Network environmental risks are generally limited, reflecting the sector's pure infrastructure status.

Destructive climate change-induced events could raise credit risk for companies, especially in areas where the regulatory construct is insufficient.

The sector's exposure to social risks is significant because of the importance of regulated networks to local communities and the scrutiny they face from regulators and governments.

The ESG Risk Atlas

May. 13 2019 — To calibrate the relative ranking of sectors, we use our environmental, social, and governance (ESG) Risk Atlas (see "The ESG Risk Atlas: Sector And Regional Rationales And Scores," published May 13, 2019). The Risk Atlas provides a relative ranking of industries in terms of exposure to environmental and social risks (and opportunities). The sector risk atlas charts (shown below) combine each sector's exposure to environmental and social risks, scoring it on a scale of 1 to 6. A score closer to 1 represents a relatively low exposure, while 6 indicates a high sectorwide exposure to environmental and social risk factors (for details see the Appendix). This report card expands further on the Risk Atlas sector analysis by focusing on the credit-specific impacts, which in turn forms the basis for analyzing the exposures and opportunities of individual companies in the sector.

Environmental Exposure (Risk Atlas: 2)

We view the environmental risks to electric utility networks as generally less important credit drivers because we assess the sector based on its infrastructure rather than emissions. However, recent and more frequent physical climate change events (e.g. wildfires, storms, hurricanes, and tornadoes) have, in our view, increased the environmental risks to some networks where the regulatory construct is insufficient. For example, California's recent catastrophic wildfires have pressured the credit quality of its utilities because the regulatory construct doesn't account for the consistent and timely recovery of wildfire costs. This contrasts to Florida, where its utilities have proactively implemented storm-hardening measures and have helped implement a regulatory construct that is well equipped to deal with the timely recovery of it catastrophic hurricane costs.

For natural gas networks, gas explosions and leaks that emit greenhouse gases (GHGs) can affect biodiversity. For water networks, environmental risks center on clean water, water usage (i.e. spills and losses), and drought conditions that could affect water supply. Of the three, we believe water networks have the least exposure to environmental risks in our credit rating analysis.

Social Exposure (Risk Atlas: 4)

Amid the energy transition and decarbonization of the economy, regulated networks face multiple challenges as deliverers of power, including socially. These companies play an important role within their communities because they provide an essential service that must remain affordable and reliable (including no blackouts), are typically large local employers that sometimes have unionized staff, and often significantly contribute to the local property tax base. Regulators have been increasingly focusing on affordability, and we believe this could translate into further remuneration pressure for regulated networks, especially in countries where energy bills are already high.

Utility networks are also subject to increasing scrutiny from regulators and from governments. A network must maintain high quality standards at an affordable cost for customers--higher costs or a system disruption could trigger local criticism or political pressures.

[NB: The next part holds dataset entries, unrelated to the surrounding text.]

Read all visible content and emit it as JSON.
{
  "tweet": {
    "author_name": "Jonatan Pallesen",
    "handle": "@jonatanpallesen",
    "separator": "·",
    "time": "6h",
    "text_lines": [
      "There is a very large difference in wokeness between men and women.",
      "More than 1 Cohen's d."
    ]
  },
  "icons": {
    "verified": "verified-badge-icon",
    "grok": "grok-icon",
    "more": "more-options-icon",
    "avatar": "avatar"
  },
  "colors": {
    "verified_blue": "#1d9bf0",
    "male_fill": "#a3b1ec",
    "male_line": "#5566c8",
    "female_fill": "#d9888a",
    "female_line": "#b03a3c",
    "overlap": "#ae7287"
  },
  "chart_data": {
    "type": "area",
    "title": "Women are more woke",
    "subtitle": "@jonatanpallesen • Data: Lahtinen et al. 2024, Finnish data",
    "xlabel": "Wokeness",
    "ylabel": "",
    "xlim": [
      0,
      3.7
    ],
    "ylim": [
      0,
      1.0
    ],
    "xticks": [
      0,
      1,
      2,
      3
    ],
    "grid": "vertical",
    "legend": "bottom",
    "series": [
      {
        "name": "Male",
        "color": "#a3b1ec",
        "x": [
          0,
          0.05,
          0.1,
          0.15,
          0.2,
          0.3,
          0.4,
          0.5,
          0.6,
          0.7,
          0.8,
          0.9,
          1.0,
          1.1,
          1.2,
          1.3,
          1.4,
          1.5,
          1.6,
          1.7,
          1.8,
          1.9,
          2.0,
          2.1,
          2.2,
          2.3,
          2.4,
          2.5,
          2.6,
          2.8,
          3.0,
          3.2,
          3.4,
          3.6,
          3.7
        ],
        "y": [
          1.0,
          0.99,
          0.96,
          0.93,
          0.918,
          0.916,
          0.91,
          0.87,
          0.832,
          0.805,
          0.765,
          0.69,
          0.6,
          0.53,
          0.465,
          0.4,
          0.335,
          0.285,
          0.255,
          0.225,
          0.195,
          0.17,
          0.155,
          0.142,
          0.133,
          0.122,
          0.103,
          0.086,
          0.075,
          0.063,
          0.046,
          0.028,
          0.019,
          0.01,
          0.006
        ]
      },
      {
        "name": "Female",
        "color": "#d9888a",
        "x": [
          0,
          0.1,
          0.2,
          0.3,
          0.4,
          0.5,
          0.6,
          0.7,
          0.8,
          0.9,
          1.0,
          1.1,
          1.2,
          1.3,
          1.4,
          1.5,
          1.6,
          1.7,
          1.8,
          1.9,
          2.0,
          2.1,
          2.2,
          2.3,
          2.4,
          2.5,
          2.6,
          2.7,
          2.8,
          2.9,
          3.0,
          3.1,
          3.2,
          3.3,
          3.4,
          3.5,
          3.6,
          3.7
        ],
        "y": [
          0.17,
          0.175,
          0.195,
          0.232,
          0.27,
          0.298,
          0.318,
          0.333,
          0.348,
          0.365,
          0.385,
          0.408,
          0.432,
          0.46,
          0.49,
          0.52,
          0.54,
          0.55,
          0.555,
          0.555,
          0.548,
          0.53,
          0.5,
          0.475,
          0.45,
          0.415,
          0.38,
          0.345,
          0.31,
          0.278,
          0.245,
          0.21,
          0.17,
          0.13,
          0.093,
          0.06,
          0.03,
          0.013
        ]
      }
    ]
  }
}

Finally, as part of the energy transition, we believe large and cross-regional electricity network operators face significant operational challenges, including the growing role of intermittent electricity from renewables, the phase-out of base load capacity, distributed generation, and the electrification of transportation (charging stations). Grid management is thus becoming increasingly complex, with greater reliance on artificial intelligence and wider digitalization of operations.

Governance

Governance risk is best assessed on an independent company-by-company basis. One specific sector-related governance complexity is the importance of oversight and focus on sustainability, requiring interactions with various stakeholders, notably regulators.